Doch an den globalen Rah­menbedingungen ändert das alles wenig: Sparer werden noch längere Zeit Realverluste hinnehmen müssen, und auch mit Anleihen kann man derzeit real nur verlie­ren. Die Wachstumsprognosen für heuer sind hervorragend, die einzige liquide Anla­gealternative mit der Aussicht auf reale Ren­diten bleibt daher – solang sich die makro­ökonomischen Vorzeichen nicht ändern – die Aktie. Die „Goldilock-Phase“ ist jetzt aber vorbei. Die Ereignisse zum Wochenbeginn riefen Anlegern recht drastisch in Erinnerung, dass die Börsen keine Einbahnstraße sind.  

Wie geht es weiter? Wenn wir davon ausge­hen, dass Börsen die wirtschaftliche Entwick­lung etwa ein halbes Jahr bis ein Jahr vorweg nehmen, dann waren die fulminanten Kursan­stiege des vergangenen Jahres der Hinweis auf die tatsächlich hervorragenden Konjunk­turmeldungen, die uns die Ökonomen in den vergangenen Monaten serviert haben. Das globale Wachstum erreichte 2017 nach jüngsten Schätzungen etwa 3,7 Prozent. Da­mit hat die Weltwirtschaft praktisch das Vor- Krisen-Niveau erreicht. Doch die Börsen le­ben nicht von veröffentlichten guten Nachrichten, sondern von der Hoffnung auf noch bessere Nachrichten – und da wird die Luft schon dünn. Die hohen Multiples – die KGVs indexschwerer Unternehmen bewegen sich historisch im obersten Quartil – geben ebenfalls zu denken. Und die zuletzt hohen Lohnsteigerungen in den USA heizen die Angst vor einer Beschleunigung des Aus­stiegs aus der Niedrigzinsphase an. Das alles spricht gegen Aktien.  

Aber was sollen Anleger mit dem Geld tun, wenn sie aussteigen? Solide Anleihen garantieren nur ei­nes: Reale Vermögensverluste, und die Verzinsung von Cash am Depot können sie überhaupt ver­gessen. Wer in Panik nicht gleich ausgestiegen ist, wird in den kom­menden Monaten nette Dividen­den kassieren. Eine Dividenden­rendite von zwei Prozent (und mit einer solchen oder mehr) warten zahlreiche Blue Chips auf. Das ändert nichts an der Tatsache, dass Anleger, die im ver­gangenen Jahr flott verdient haben, nun Kasse machen werden. Das spricht gegen eine rasche und dauerhafte Gegenbewe­gung.  
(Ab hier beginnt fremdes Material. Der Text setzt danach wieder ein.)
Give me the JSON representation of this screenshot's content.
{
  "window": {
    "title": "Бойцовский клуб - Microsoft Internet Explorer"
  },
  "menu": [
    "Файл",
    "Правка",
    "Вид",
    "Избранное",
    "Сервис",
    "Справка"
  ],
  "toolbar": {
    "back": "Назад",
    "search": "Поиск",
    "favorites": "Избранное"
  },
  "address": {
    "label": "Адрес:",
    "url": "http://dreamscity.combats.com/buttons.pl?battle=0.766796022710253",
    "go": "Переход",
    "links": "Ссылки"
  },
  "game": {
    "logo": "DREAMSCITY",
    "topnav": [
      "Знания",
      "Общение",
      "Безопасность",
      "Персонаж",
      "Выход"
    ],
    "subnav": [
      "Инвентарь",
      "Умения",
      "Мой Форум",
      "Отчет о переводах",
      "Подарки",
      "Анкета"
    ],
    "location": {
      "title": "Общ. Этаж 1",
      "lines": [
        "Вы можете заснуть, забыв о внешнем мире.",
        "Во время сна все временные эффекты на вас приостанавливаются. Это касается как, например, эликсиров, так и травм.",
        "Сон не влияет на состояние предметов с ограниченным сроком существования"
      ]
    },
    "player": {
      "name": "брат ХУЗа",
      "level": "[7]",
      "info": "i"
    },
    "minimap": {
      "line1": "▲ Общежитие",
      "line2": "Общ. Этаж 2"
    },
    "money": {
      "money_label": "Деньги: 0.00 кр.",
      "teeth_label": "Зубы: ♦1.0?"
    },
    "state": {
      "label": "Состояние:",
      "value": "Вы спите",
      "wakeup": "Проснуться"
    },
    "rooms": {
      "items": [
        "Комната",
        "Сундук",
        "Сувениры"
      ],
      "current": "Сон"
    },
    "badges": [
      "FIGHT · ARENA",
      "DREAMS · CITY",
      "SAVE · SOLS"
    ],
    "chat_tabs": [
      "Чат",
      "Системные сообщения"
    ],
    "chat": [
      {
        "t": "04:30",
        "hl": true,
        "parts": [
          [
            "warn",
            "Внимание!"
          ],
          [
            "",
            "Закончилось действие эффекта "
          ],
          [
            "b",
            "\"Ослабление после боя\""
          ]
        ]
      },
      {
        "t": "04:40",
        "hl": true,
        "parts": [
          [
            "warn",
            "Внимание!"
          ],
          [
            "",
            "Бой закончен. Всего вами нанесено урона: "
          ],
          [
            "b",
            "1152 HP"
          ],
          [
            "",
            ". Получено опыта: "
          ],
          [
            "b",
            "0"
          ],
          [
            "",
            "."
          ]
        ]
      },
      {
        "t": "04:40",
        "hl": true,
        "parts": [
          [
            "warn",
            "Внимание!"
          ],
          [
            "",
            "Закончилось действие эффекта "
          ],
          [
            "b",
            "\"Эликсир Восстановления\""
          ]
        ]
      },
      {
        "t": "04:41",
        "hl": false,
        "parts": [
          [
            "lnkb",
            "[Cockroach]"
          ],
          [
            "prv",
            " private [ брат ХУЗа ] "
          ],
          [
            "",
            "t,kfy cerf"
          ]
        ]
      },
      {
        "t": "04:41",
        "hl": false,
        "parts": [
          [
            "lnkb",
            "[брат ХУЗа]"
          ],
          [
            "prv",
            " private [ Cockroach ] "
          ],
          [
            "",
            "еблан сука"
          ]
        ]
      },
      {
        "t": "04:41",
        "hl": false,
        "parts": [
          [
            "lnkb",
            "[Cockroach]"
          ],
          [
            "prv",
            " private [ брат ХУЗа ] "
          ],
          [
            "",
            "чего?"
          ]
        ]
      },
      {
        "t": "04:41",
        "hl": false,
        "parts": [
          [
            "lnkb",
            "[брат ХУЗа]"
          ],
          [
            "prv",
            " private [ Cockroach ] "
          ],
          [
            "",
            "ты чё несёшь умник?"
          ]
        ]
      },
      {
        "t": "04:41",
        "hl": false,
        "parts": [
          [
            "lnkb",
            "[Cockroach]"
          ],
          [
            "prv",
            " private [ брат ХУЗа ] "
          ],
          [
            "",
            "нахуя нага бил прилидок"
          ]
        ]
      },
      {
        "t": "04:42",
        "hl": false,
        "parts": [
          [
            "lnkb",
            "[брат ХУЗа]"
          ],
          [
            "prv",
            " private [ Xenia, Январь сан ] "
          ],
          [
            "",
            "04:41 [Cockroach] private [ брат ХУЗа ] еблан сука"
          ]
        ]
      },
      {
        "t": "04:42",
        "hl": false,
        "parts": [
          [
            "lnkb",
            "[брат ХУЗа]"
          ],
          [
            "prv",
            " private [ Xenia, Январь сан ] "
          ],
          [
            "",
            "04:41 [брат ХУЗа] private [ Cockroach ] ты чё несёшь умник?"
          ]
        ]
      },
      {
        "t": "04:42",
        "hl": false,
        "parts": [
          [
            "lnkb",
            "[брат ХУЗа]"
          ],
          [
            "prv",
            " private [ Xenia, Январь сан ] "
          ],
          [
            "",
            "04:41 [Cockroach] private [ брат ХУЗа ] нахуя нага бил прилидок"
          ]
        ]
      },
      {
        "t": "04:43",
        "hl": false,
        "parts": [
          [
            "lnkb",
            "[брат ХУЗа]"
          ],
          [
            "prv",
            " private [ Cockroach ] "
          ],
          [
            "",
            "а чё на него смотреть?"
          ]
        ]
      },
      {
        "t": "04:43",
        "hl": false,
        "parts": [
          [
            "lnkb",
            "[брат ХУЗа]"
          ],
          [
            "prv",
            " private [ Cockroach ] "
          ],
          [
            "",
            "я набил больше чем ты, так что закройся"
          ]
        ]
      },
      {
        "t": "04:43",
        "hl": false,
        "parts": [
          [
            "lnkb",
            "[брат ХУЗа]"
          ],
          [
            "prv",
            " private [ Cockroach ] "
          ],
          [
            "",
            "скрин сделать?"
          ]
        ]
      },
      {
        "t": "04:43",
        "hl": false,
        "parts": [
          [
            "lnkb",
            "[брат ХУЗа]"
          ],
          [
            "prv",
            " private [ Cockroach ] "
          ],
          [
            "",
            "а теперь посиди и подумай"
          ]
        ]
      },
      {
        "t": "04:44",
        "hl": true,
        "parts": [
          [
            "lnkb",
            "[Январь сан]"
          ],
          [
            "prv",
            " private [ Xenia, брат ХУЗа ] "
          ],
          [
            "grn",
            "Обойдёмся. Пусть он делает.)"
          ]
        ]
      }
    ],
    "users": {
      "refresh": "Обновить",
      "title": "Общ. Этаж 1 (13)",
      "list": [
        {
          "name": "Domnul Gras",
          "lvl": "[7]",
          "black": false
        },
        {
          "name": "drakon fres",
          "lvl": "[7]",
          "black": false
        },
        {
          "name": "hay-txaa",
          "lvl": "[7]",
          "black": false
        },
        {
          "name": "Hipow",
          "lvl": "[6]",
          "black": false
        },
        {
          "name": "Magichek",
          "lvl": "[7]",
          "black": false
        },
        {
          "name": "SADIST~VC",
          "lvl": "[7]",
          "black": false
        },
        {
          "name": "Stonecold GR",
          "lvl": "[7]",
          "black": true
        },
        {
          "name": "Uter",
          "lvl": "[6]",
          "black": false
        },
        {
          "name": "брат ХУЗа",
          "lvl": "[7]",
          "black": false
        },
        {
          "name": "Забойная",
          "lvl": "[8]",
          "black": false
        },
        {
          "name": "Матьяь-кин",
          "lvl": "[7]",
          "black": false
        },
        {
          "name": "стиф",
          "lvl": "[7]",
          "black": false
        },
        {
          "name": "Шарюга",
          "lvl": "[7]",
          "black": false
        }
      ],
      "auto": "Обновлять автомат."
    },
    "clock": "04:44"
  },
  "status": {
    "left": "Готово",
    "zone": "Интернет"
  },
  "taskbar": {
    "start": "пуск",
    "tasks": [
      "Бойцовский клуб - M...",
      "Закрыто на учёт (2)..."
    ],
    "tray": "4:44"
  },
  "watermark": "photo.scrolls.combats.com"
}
Sobald sich die Kurse wieder erholen, ist mit der nächsten Welle an Gewinnmitnah­men zu rechnen, die kommenden Wochen werden also durch hohe Volatilität gekenn­zeichnet sein. Die einstigen Höchststände werden wir so bald nicht mehr sehen, Ner­venstarke können aber Tradingchancen nutzen. Langfristig führt aber, solang sich die Konjunktur nicht eintrübt, an Aktien im­mer noch kein Weg vorbei.